Home Technology Tiny transistors pave the way for next-generation 2D technology

Tiny transistors pave the way for next-generation 2D technology


Researchers from UNSW Sydney have developed a tiny, transparent and flexible material to be used as a new semiconductor component in transistors, potentially paving the way for new 2D electronic applications.

Researchers in Institute of Future Materials and Production UNSW (MMFI) has produced an array of transparent field-effect transistors using a free-standing single crystal membrane of strontium titanium (STO) with a performance consistent with the performance of modern silicon semiconductor field-effect transistors.

“Our work allows us to do what silicon semiconductor electronics cannot do,” said Professor Sean Lee, director of the MMFI and lead researcher who led the study.

“This not only opens a critical path to overcoming the fundamental limitations of the modern silicon semiconductor industry in miniaturization, but also fills a gap in semiconductor applications due to the opaque and rigid nature of silicon.”

Research work, published last week in Naturedemonstrates the potential for large-scale fabrication of 2D field-effect transistors, overcoming the challenges of producing nanosized silicon semiconductors and providing reliable capacitance and efficient switching.

“The key innovation of this work is that we have converted conventional 3D bulk materials into a quasi-2D shape without compromising their properties – meaning they can be assembled freely, like Lego blocks, with other materials to create high-performance transistors. for a variety of new and undiscovered applications, ”said Dr. Jing-Kai Huang, lead author of the study.

“Simultaneously elastic and delicate nature allows you to create flexible and transparent 2D electronics.”

Silicon-based hard technologies have been ubiquitous for decades, but these new transistors bring applications to life, from augmented reality and flexible displays to next-generation wearables – and, of course, still unknown applications in nanoelectronics, communications, healthcare and more. .

Breaking a bottleneck

A transistor is a small semiconductor device used as a switch or amplifier. All electronics, from torches to hearing aids and supercomputers, have become possible thanks to the different arrangements and interactions of transistors, resistors and capacitors.

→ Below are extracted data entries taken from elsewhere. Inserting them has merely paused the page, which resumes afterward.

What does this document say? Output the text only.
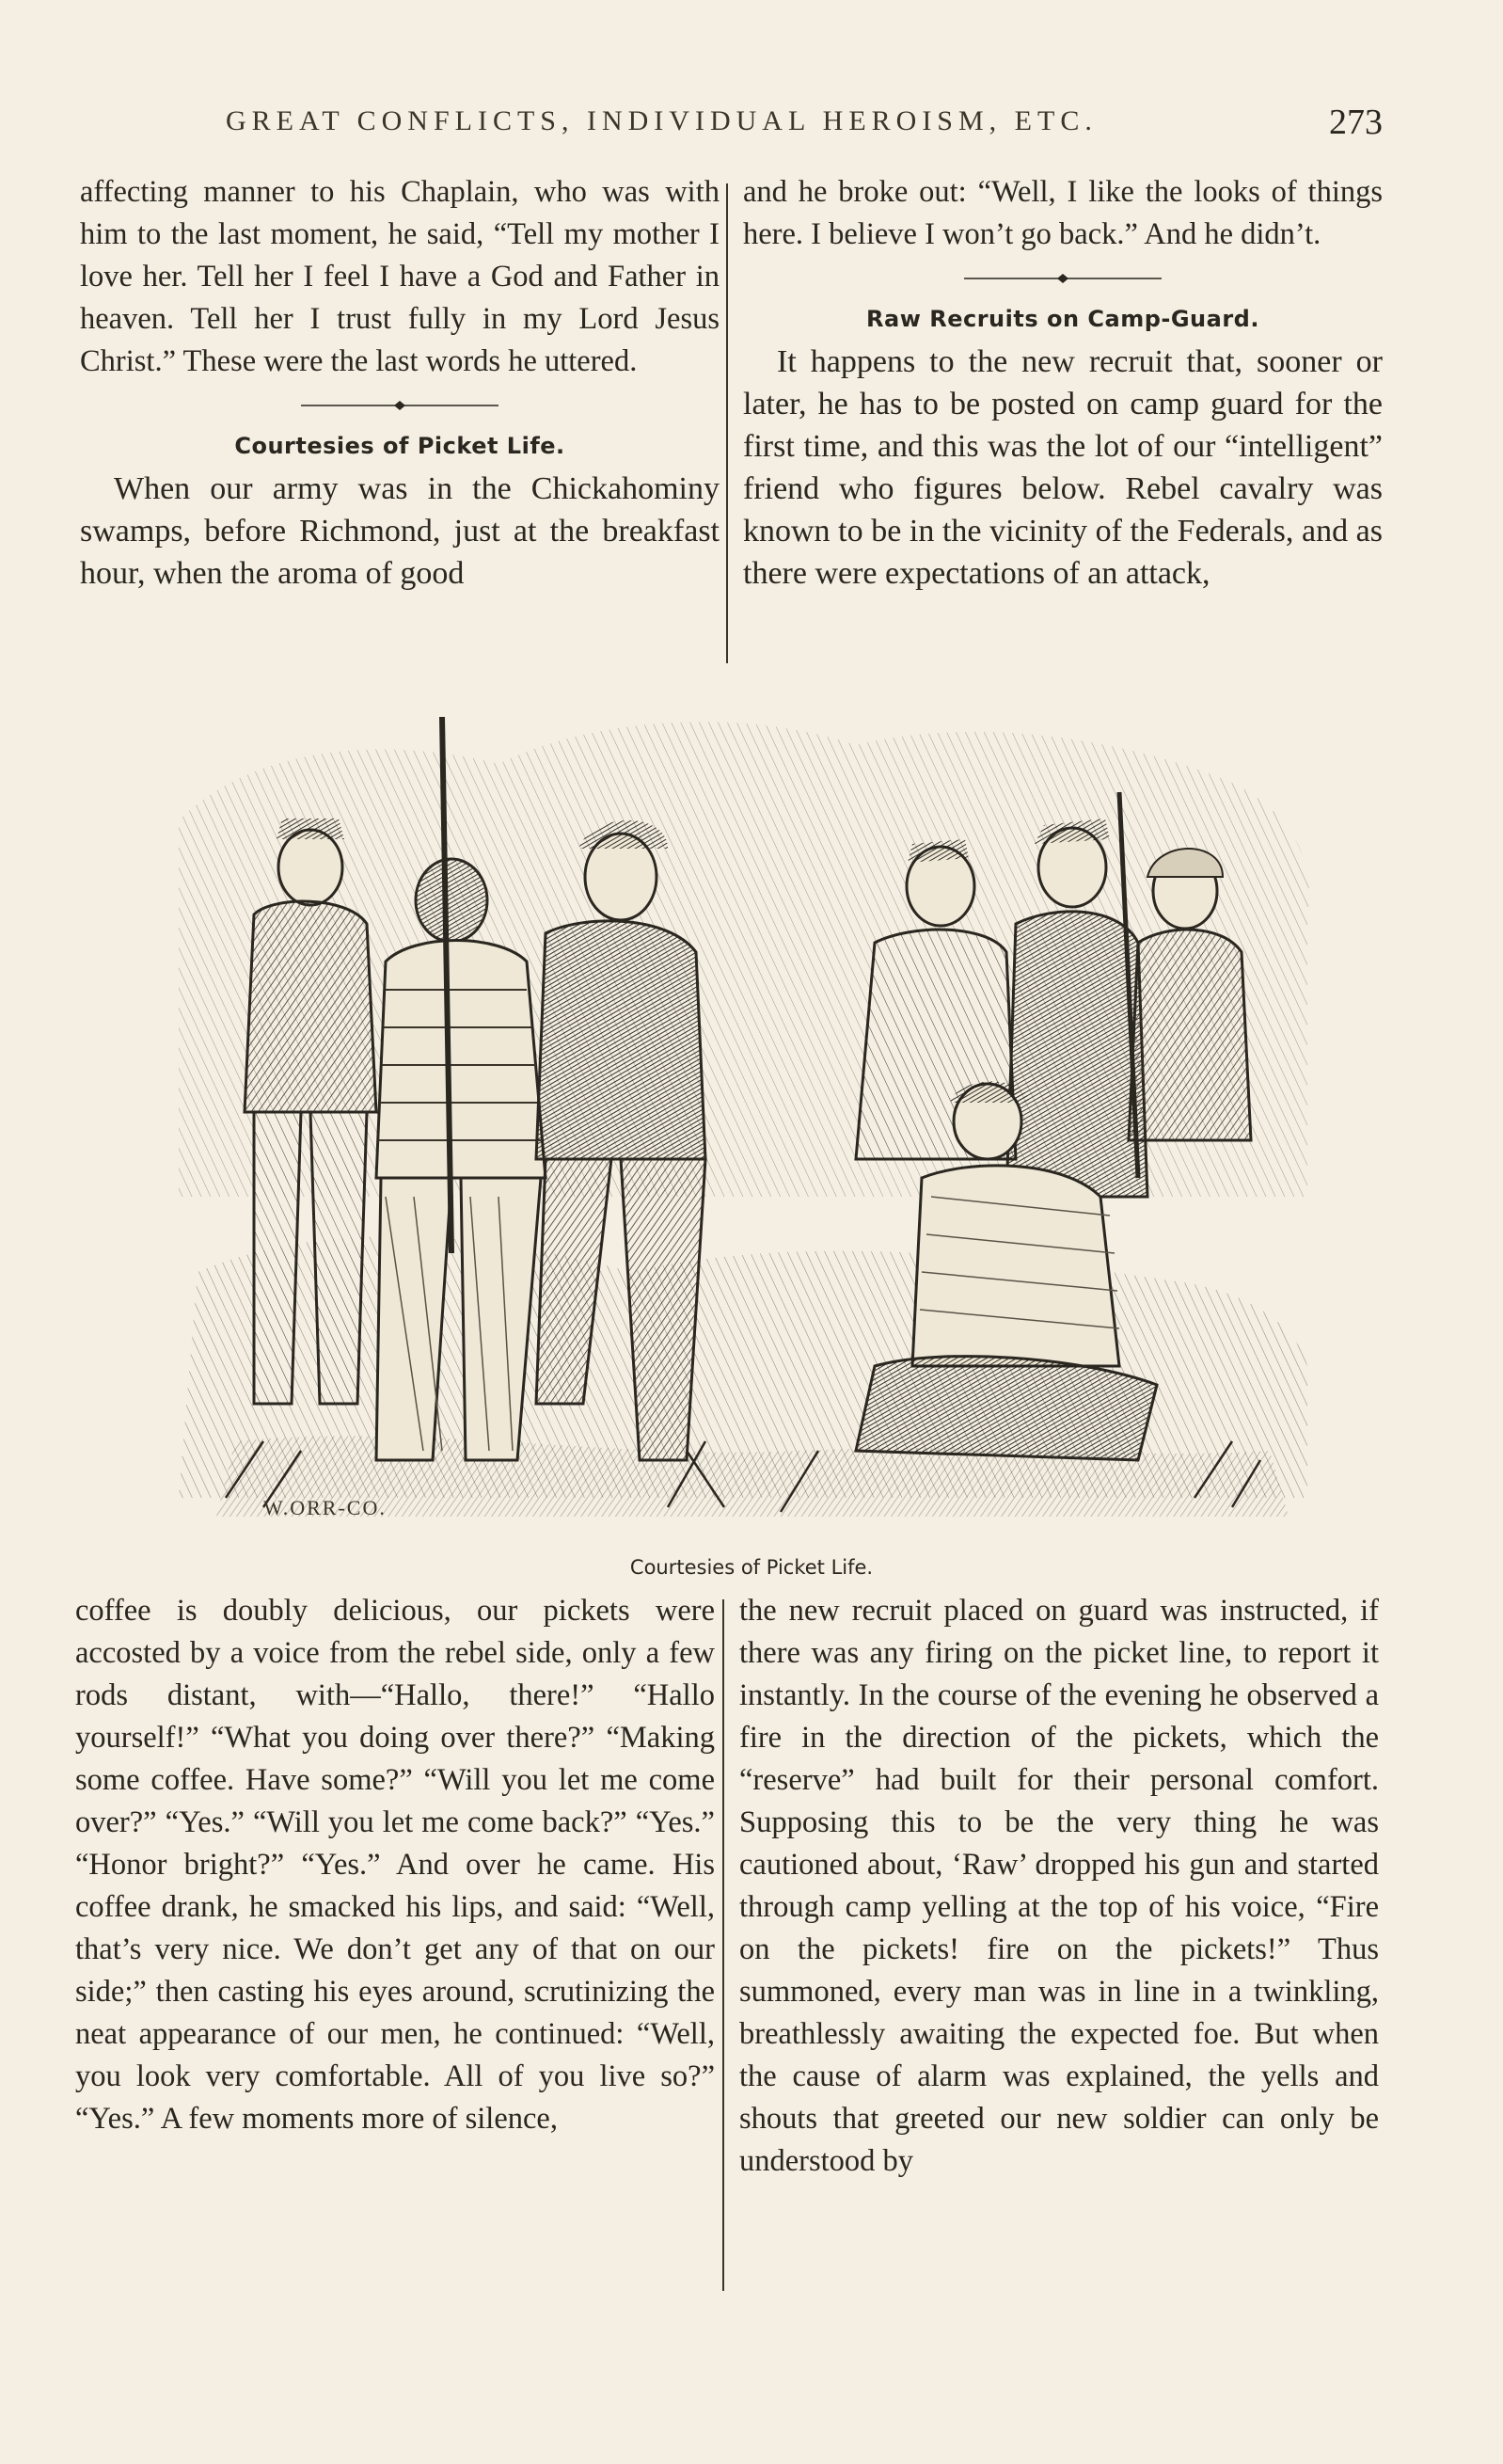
GREAT CONFLICTS, INDIVIDUAL HEROISM, ETC.	273

affecting manner to his Chaplain, who was with him to the last moment, he said, “Tell my mother I love her. Tell her I feel I have a God and Father in heaven. Tell her I trust fully in my Lord Jesus Christ.” These were the last words he uttered.

Courtesies of Picket Life.

When our army was in the Chickahominy swamps, before Richmond, just at the breakfast hour, when the aroma of good

and he broke out: “Well, I like the looks of things here. I believe I won’t go back.” And he didn’t.

Raw Recruits on Camp-Guard.

It happens to the new recruit that, sooner or later, he has to be posted on camp guard for the first time, and this was the lot of our “intelligent” friend who figures below. Rebel cavalry was known to be in the vicinity of the Federals, and as there were expectations of an attack,

W.ORR-CO.
Courtesies of Picket Life.

coffee is doubly delicious, our pickets were accosted by a voice from the rebel side, only a few rods distant, with—“Hallo, there!” “Hallo yourself!” “What you doing over there?” “Making some coffee. Have some?” “Will you let me come over?” “Yes.” “Will you let me come back?” “Yes.” “Honor bright?” “Yes.” And over he came. His coffee drank, he smacked his lips, and said: “Well, that’s very nice. We don’t get any of that on our side;” then casting his eyes around, scrutinizing the neat appearance of our men, he continued: “Well, you look very comfortable. All of you live so?” “Yes.” A few moments more of silence,

the new recruit placed on guard was instructed, if there was any firing on the picket line, to report it instantly. In the course of the evening he observed a fire in the direction of the pickets, which the “reserve” had built for their personal comfort. Supposing this to be the very thing he was cautioned about, ‘Raw’ dropped his gun and started through camp yelling at the top of his voice, “Fire on the pickets! fire on the pickets!” Thus summoned, every man was in line in a twinkling, breathlessly awaiting the expected foe. But when the cause of alarm was explained, the yells and shouts that greeted our new soldier can only be understood by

For example, the latest Apple MacBook is equipped with a microprocessor that includes more than 10 billion transistors per square millimeter, and the size of individual transistors is less than 20 nanometers.

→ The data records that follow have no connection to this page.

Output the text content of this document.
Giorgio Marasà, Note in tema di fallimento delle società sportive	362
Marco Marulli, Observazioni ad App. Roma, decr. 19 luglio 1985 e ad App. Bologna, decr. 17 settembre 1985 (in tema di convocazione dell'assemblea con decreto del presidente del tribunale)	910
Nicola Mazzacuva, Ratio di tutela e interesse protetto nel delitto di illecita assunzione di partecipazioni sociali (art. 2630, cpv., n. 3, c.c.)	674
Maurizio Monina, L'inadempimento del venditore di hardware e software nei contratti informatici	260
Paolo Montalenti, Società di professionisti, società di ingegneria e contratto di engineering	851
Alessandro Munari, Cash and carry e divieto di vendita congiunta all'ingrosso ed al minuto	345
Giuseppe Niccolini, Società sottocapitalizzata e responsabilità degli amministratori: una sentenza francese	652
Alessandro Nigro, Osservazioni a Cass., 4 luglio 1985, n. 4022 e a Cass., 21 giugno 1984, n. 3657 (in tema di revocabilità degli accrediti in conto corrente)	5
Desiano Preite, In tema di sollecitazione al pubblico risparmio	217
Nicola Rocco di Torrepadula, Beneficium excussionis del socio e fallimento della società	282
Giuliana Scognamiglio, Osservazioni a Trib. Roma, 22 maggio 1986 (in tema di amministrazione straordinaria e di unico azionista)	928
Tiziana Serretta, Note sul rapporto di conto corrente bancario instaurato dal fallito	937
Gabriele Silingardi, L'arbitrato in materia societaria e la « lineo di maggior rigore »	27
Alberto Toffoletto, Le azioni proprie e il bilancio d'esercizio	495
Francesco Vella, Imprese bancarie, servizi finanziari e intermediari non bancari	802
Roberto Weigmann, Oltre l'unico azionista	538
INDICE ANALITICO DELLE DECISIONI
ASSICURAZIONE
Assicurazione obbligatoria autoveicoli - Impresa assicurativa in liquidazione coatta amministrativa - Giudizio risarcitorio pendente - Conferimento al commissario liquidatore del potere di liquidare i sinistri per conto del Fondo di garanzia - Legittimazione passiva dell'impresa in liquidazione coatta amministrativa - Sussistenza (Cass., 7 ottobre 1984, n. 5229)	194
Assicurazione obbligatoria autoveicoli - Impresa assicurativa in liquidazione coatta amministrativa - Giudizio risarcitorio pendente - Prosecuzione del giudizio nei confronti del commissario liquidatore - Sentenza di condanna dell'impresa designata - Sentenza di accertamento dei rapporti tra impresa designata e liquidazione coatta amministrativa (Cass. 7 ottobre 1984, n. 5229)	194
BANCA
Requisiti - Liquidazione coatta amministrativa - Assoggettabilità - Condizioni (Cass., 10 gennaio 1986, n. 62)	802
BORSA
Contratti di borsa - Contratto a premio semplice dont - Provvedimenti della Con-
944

Technology is getting smaller and more powerful over time, and our lives continue to change in countless ways – primarily through faster and cheaper electronics. Now new research is developing around 2D, ultrathin semiconductors.

“As this microelectronic miniaturization takes place, the materials currently in use go to limits due to energy loss and dissipation as signals pass from one transistor to another,” Lee said.

“With such restrictions, there is a huge desire to radically introduce new materials and technologies to meet the insatiable needs of the global microelectronics market.”

This, according to the lead researcher, is one of the key bottlenecks that need to be addressed to create a new generation of futuristic electronic devices and applications.

“We are now working on the production of waffles. Achieving this will allow us to produce more complex circuits with a density closer to commercial products. This is a crucial step for our technology to reach people, ”Juan said.

“Because of changing geopolitics and the pandemic, we are seeing more disruptions in the global semiconductor supply chain, and we believe this is also an opportunity for Australia to join this supply chain and strengthen it with our unique technology in the near future.”

MMFI scientists across the UNSW have collaborated to bring their diverse expertise to work, which they believe is a promising step towards a new era of electronics as well as the sustainability of local production.

The breakthrough technology is currently protected by two Australian preliminary patent applications, and the MMFI and UNSW are seeking to commercialize intellectual property to bring its benefits to the world.

“We are currently conducting long-term testing of the reliability of the devices,” Lee said.

“At the same time, we are turning to several leading industries in the Asia-Pacific region to attract investment and build semiconductor production facilities in New South Wales by industrializing this technology.”